Arm crée la propriété intellectuelle et les modèles qu'elle vend à des entreprises telles qu'Apple et Qualcomm, qui les utilisent pour fabriquer des puces. Nuvia avait prévu de concevoir des puces pour serveurs basées sur des licences Arm, mais après la clôture de l'acquisition, Qualcomm a réaffecté son équipe restante au développement d'un processeur pour ordinateur portable, qui est actuellement utilisé dans le dernier PC à intelligence artificielle de Microsoft, appelé Copilot+.

Arm a déclaré que la conception actuelle prévue pour les ordinateurs portables Copilot+ de Microsoft est un descendant technique direct de la puce de Nuvia et que, puisque le produit est désormais destiné aux ordinateurs portables, il devrait être associé à un taux de redevance distinct.
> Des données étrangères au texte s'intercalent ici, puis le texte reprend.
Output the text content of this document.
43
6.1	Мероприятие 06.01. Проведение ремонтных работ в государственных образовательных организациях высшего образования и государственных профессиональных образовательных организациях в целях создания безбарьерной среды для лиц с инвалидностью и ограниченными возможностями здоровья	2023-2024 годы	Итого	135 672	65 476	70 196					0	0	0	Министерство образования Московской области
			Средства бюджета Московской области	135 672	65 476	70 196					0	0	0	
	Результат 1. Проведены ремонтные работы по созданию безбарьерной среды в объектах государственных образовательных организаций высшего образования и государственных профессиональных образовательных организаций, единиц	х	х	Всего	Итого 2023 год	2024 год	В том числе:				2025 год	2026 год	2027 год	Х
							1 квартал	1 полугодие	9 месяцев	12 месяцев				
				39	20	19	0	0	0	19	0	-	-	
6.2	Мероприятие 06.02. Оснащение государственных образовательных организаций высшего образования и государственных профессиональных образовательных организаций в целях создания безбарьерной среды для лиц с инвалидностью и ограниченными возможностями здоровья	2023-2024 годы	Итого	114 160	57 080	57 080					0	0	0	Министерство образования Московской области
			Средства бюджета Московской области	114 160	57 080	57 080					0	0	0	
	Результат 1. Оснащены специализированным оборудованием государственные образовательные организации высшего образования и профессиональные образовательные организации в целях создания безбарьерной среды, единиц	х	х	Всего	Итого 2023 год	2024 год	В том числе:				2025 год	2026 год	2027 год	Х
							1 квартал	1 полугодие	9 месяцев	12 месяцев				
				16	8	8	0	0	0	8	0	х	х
"La plainte d'Arm contre Qualcomm et Nuvia vise à protéger l'écosystème d'Arm et les partenaires qui s'appuient sur notre propriété intellectuelle et nos conceptions innovantes, et donc à faire respecter l'obligation contractuelle de Qualcomm de détruire et de cesser d'utiliser les conceptions de Nuvia dérivées de la technologie d'Arm", a déclaré un porte-parole d'Arm.

Qualcomm a déclaré que sa licence étendue pour la technologie Arm couvrait déjà ses puces PC, et un porte-parole de Qualcomm a déclaré que sa position n'avait pas changé depuis qu'Arm avait intenté une action en justice en 2022. Le porte-parole a renvoyé Reuters à une déclaration de 2022 :

"La plainte d'Arm ne tient pas compte du fait que Qualcomm dispose de droits de licence étendus et bien établis couvrant ses processeurs personnalisés, et nous sommes convaincus que ces droits seront confirmés", a déclaré Ann Chaplin, avocate générale de Qualcomm, dans un communiqué.

FRENEMIES

À ce conflit juridique s'ajoute un autre niveau de complexité, car l'accord exclusif de fourniture de puces aux fabricants d'ordinateurs portables expire cette année, ce qui ouvre le marché aux concurrents de Qualcomm.

Nvidia et Advanced Micro Devices travaillent sur des puces, a rapporté Reuters l'année dernière. D'autres sociétés de conception se joindront à la mêlée et fabriqueront des puces pour le nouvel effort de Microsoft, ont déclaré des cadres de l'industrie.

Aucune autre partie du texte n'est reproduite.